It's so hard for me to wait. i mean it's like unbearably difficult at times for me to know when. One of the issues that's so taxing is knowing that there are times when God really makes it known in your life what His timing is so you can walk in it, but there are other times when He gives us so much freedom. It's when i feel like He gives me that freedom that i don't know what in the world i'm doing. The thing is, i know i have to step out in faith as a man and do what i need to do, but i'm so afraid i'll ruin everything.
In case you hadn't noticed, i definitely don't have it all together.

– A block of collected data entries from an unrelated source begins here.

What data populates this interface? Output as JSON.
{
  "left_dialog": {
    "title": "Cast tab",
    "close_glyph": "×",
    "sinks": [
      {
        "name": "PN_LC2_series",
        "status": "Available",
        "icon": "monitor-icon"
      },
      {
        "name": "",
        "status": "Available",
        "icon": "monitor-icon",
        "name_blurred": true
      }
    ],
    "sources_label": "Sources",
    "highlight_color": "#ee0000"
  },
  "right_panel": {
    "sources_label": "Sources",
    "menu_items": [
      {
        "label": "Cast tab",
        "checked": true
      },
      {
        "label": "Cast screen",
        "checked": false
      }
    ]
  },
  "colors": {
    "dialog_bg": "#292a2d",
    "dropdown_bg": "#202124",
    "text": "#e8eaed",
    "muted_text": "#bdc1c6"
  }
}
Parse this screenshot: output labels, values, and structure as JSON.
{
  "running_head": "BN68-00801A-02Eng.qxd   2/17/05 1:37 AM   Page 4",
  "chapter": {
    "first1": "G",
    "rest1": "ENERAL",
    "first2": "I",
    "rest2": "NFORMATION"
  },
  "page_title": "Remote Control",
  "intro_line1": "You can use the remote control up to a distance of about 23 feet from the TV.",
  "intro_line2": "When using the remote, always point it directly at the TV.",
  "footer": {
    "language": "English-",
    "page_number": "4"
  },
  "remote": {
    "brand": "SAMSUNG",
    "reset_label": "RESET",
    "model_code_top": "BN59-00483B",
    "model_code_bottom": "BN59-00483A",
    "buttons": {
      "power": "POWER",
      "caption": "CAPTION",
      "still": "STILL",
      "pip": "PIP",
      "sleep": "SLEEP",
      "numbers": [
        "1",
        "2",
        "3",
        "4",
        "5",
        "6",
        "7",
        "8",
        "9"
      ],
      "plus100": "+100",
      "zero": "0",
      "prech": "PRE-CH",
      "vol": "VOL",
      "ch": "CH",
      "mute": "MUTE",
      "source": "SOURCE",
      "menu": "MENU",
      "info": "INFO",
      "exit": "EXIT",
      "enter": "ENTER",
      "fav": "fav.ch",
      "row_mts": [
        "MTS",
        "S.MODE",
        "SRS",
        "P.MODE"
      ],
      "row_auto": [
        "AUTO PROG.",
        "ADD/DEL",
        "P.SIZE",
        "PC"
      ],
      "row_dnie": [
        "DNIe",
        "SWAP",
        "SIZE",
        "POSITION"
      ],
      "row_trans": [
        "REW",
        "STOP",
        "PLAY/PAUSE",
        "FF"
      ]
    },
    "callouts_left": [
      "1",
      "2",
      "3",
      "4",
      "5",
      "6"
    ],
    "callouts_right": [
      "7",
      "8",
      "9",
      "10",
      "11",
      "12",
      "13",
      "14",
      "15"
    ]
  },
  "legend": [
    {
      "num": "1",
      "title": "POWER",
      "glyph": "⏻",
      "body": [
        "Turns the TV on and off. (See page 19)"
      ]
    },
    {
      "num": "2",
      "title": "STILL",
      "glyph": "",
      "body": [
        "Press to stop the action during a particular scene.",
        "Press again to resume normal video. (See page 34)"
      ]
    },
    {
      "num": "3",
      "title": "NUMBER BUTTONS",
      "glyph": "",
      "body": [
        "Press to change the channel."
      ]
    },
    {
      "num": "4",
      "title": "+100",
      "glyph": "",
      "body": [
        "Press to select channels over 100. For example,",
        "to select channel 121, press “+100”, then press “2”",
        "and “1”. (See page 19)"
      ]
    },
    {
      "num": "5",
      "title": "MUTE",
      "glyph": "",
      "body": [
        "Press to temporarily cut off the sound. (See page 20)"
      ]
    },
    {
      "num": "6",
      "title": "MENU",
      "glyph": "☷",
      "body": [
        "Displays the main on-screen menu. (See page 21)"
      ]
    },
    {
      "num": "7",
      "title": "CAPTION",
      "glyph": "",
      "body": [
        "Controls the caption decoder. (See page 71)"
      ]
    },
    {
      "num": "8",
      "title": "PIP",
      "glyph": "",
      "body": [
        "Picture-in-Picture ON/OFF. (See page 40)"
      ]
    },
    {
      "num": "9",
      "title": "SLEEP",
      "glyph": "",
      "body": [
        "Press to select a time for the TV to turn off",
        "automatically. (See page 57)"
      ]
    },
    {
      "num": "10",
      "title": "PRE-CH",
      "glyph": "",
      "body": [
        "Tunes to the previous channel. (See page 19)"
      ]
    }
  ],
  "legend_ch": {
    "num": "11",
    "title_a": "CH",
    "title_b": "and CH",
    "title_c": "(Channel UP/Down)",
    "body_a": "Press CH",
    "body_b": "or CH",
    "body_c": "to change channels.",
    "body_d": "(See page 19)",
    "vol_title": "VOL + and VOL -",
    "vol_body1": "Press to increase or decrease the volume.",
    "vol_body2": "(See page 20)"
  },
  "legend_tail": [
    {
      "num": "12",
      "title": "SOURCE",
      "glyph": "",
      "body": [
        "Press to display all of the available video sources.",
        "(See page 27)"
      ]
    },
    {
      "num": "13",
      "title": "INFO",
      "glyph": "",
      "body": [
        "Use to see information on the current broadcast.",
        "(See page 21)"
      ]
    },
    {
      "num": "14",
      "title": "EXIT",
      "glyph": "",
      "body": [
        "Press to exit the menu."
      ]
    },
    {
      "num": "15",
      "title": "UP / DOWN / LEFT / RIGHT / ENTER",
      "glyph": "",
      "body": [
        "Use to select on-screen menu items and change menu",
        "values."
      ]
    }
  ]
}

So today, i saw a couple of the other Chancellor's scholars on campus and our little five minute conversation really made me nostalgic for that freshman year when we all lived together. We really had a blast. Time doesn't just fly. It basically travels at a speed approximately 1.58 times faster than light itself. Anyways, don't know if any of you guys read this thing, but i miss all that learning we did together and i love those little impromptu reunions we have from time to time. The picture in this blog is quite possibly one of my favorite all time moments (from our NYC trip) as someone dared me and JR to take off our shirts on top of the Empire State building. Naturally, we obliged.
"Now the dwelling of God is with men, and he will live with them. They will be his people, and God himself will be with them and be their God. He will wipe every tear from their eyes. There will be no more death or mourning or crying or pain, for the old order of things has passed away."
He who was seated on the throne said, "I am making everything new!"